Jargon file v2.1.5 28 NOV 1990 -- part 5 of 6

Paul Traina pst at ir.Stanford.EDU
Sun Dec 2 08:14:40 AEST 1990


In article <O7Y77DB at xds13.ferranti.com> peter at ficc.ferranti.com (Peter da Silva) writes:

   Actually, those of us who still thing REAL UNIX means Version 6 or Version 7
   find this particular comparison wonderfully appropriate. Version 7 UNIX at
   Berekeley supported 60 users on an 11/70. Not very well, but it stayed up
   and kept popping out prompts (albeit slowly). The EECSVAX running 4.0 BSD
   could handle maybe 35. The 386 box on my desk at work is a comparable
   machine, with 5 times the RAM of the old 11/70, but more than 10 users kill
   it dead. And that's probably more users than the typical 386-class UNIX box
   is expected to support.

You're comparing CPU performance to I/O performance.  It's natural
that sofware will grow and become more complex.  CPU's have done a
good job of keeping up.  However, most electrical engineers who design
computers couldn't DESIGN a good CPU unit (read: chip/chip set) if
their lives depended on it.  However, they feel perfectly at home
mucking up support hardware and I/O subsystems.

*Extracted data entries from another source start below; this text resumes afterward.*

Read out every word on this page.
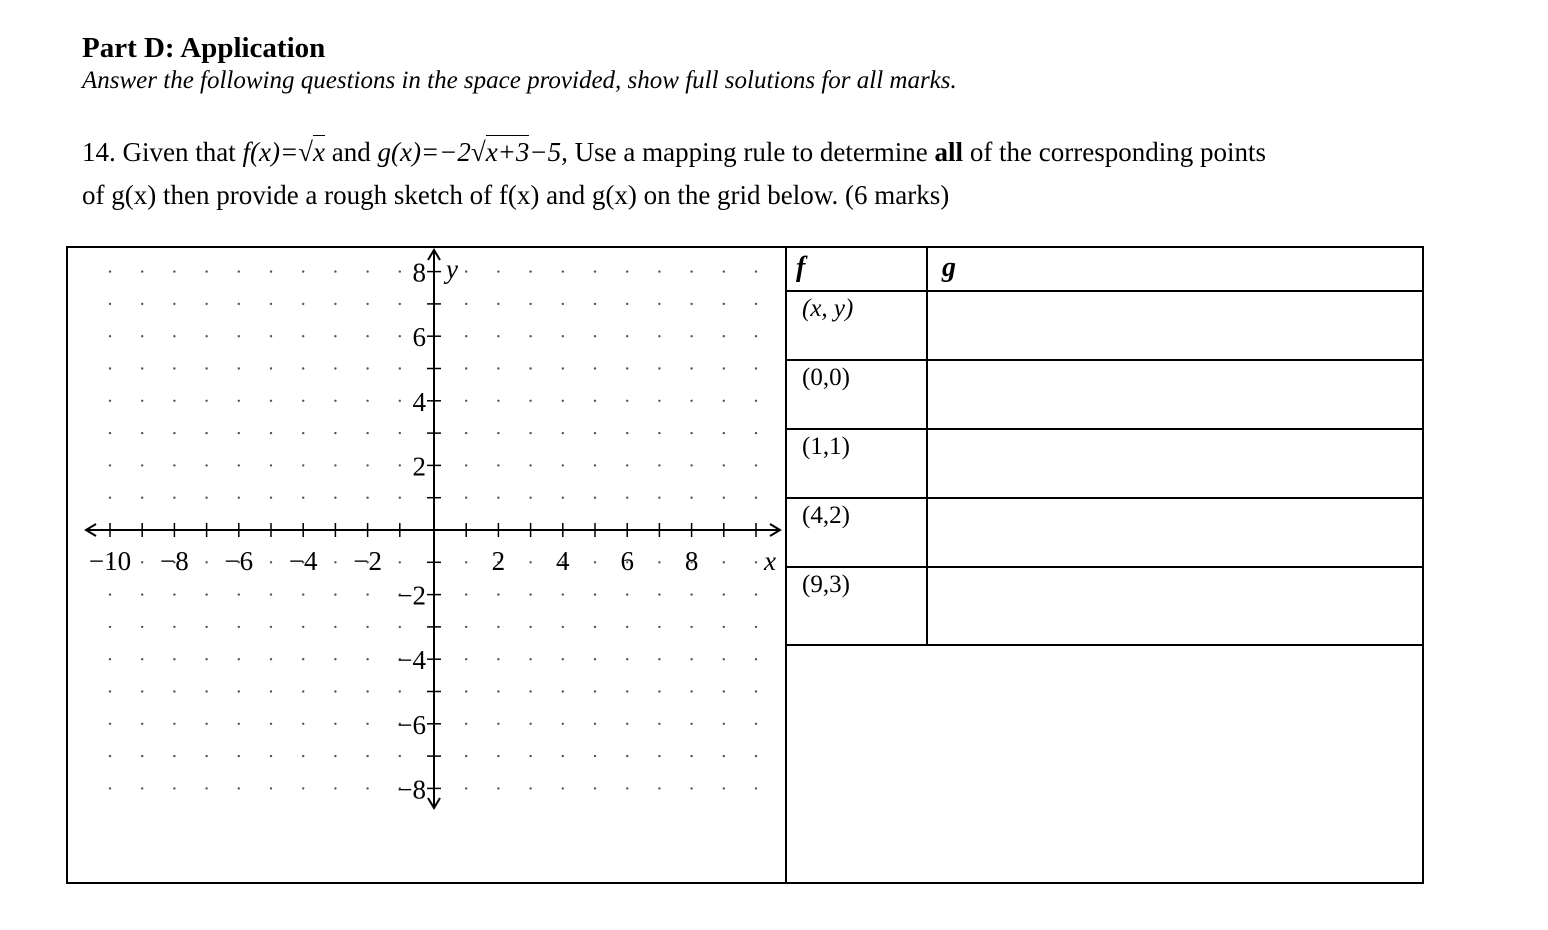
Part D: Application

Answer the following questions in the space provided, show full solutions for all marks.

14. Given that f(x)=√x and g(x)=−2√x+3−5, Use a mapping rule to determine all of the corresponding points
of g(x) then provide a rough sketch of f(x) and g(x) on the grid below. (6 marks)
f	g
(x, y)
(0,0)
(1,1)
(4,2)
(9,3)
−10 −8 −6 −4 −2	2 4 6 8
8
6
4
2
−2
−4
−6
−8
y
x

Back when there were REAL(tm) computers like 780, a lot of time and
energy went into designing efficient I/O from the CPU bus to the
electrons going to the disk or tty.  Now, Joe schlock, the snot nosed
kid you used to beat up when you were a teenager, works for <generic
PC clone ripoff company> and thinks that he knows how to design a
computer because he can cut and paste in pCAD.

Sure OS's and apps have gotten bloated, but when you put a chip like
the MIPS R3000 on a machine barely more advanced than an IBM-AT you
end up with a toy that can think fast but can't do anything.  I can't
really blame companies like DEC and Sun for producing mismatched
hardware, because their marketing drones are constantly trying to
undercut each other in price.  It's a hell of a lot more expensive to
ship a product with a well designed I/O system than to drop in a
"killer bitchen" CPU chip; occasionally someone makes the attempt do
design a great piece of hardware, and you end up with something not
half bad (like the DECstation 5000, which is only crippled by Ultrix
(grin)).
--
It's clear to me who the real enemy of the United States is--it's not Iraq.
The enemy of the people of the United States is McDonald-Douglas, General
Motors, General Electric, Lockheed, and the leaders of the combined forces of
the United States.  Do your patriotic duty--kill a hawk to save the country.